If you own the mineral rights, you can explore, extract, and sell the gold on your property. First, however, it's essential to comply with local, state, and federal regulations, including obtaining the necessary permits before beginning mining operations.

How much silver can a US citizen own? ›

There is no limitation in the United States. You can have a warehouse of couches, fleet of vehicles, pallets of US banknotes, and vaults of precious metals. The US treats gold and silver bullion like a couch. Once you pay for it along with any sales tax (if any) it is yours to keep.

Could silver ever become worthless? ›

Even in turbulent market conditions, physical silver will never become worthless. Silver will keep its intrinsic and real value.

Does the government know if you buy gold or silver? ›

Purchasing precious metals is typically done with cash, money orders, or cashier's checks. The dealer must use IRS form 8300 to disclose the transaction if it exceeds $10,000.

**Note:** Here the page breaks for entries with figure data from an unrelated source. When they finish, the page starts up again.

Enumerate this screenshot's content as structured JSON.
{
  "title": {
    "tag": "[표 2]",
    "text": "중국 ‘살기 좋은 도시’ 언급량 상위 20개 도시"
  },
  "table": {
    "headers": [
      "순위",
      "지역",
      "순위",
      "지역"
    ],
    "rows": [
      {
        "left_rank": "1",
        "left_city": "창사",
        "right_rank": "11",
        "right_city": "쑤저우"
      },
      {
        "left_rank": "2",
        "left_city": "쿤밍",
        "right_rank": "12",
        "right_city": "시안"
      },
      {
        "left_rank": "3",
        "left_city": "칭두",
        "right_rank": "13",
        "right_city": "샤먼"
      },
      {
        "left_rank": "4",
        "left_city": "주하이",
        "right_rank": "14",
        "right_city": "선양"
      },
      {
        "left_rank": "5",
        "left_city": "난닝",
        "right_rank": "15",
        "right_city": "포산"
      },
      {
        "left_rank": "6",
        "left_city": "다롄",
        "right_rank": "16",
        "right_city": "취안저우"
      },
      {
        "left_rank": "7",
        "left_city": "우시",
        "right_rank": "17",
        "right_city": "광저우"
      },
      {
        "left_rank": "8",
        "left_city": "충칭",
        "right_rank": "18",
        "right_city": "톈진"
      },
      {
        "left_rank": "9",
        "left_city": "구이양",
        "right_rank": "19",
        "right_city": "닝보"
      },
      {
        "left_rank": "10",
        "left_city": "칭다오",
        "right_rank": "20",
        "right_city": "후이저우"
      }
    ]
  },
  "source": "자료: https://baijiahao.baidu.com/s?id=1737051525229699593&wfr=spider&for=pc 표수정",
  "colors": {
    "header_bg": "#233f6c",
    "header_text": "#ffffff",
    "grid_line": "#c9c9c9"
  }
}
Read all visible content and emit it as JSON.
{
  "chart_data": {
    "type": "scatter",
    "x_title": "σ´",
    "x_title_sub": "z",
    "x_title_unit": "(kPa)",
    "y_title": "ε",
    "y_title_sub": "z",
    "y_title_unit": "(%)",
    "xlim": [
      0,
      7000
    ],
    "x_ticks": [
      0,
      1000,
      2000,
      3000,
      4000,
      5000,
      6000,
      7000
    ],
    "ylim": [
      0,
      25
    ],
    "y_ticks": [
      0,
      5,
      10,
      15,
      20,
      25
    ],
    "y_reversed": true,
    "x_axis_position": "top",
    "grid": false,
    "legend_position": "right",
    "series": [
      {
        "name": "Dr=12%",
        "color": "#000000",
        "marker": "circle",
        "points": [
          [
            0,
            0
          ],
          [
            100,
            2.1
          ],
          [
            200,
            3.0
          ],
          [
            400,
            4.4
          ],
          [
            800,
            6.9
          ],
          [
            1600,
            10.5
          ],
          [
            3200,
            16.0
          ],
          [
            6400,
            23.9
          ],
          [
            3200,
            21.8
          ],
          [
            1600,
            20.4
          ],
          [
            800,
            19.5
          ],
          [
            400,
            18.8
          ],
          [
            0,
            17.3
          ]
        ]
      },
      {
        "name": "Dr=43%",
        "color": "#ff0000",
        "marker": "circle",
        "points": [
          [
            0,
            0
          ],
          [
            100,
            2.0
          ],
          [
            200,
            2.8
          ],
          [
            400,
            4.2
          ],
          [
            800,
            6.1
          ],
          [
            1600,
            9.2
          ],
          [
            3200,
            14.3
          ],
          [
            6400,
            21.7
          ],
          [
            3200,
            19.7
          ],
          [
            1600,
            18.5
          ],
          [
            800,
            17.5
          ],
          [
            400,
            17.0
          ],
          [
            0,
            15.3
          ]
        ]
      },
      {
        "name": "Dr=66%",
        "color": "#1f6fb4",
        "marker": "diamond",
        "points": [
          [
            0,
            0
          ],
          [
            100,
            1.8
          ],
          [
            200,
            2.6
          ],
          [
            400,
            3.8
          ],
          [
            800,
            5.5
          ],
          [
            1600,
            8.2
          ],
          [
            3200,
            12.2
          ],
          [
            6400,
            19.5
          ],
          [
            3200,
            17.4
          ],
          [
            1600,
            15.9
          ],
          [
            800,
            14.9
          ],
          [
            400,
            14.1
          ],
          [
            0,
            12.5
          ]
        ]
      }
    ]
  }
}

Why is it illegal to own gold bars? ›

When the stock market crashed in 1929, the well-to-do rushed to convert their bank funds to more reliable gold bullion. This left the government without enough gold to back newly printed money. Therefore, President Franklin Roosevelt used his executive powers to make it illegal to own gold coins or bars.

What gold coins are illegal to own? ›

The 1933 Double Eagle gold coin, minted but never legally circulated, is considered government property. Owning one of these rare $20 coins today is not just illegal but may result in confiscation. This makes the 1933 Double Eagle a captivating yet untouchable part of gold coin history.

Is the US Stockpiling gold? ›

Key Takeaways. Although money is no longer backed by gold, governments still store vast amounts of bullion to protect against hyperinflation or other economic shocks. The United States holds the world's largest stockpile of gold reserves by a considerable margin of over 8,100 tons.

Can the government make it illegal to own gold? ›

Today, there are no specific limits on how much gold a person can own in the U.S. Whether it's bullion, coins, or jewelry, you can buy, own, and possess as much gold as you like. The only restrictions may come from reporting requirements if you simultaneously buy or sell large amounts of gold.

Did the US ever confiscated gold? ›

Suddenly on April 5, 1933, FDR told Americans—in the form of Executive Order 6102—that they had less than a month to hand over their gold coins, bullion and gold certificates or face up to ten years in prison or a fine of $10,000, or both.

Does the government know when you buy gold? ›

Purchasing precious metals is typically done with cash, money orders, or cashier's checks. The dealer must use IRS form 8300 to disclose the transaction if it exceeds $10,000.

What is the gold confiscation law? ›

Executive Order 6102 required all persons to deliver on or before May 1, 1933, all but a small amount of gold coin, gold bullion, and gold certificates owned by them to the Federal Reserve in exchange for $20.67 (equivalent to $487 in 2023) per troy ounce.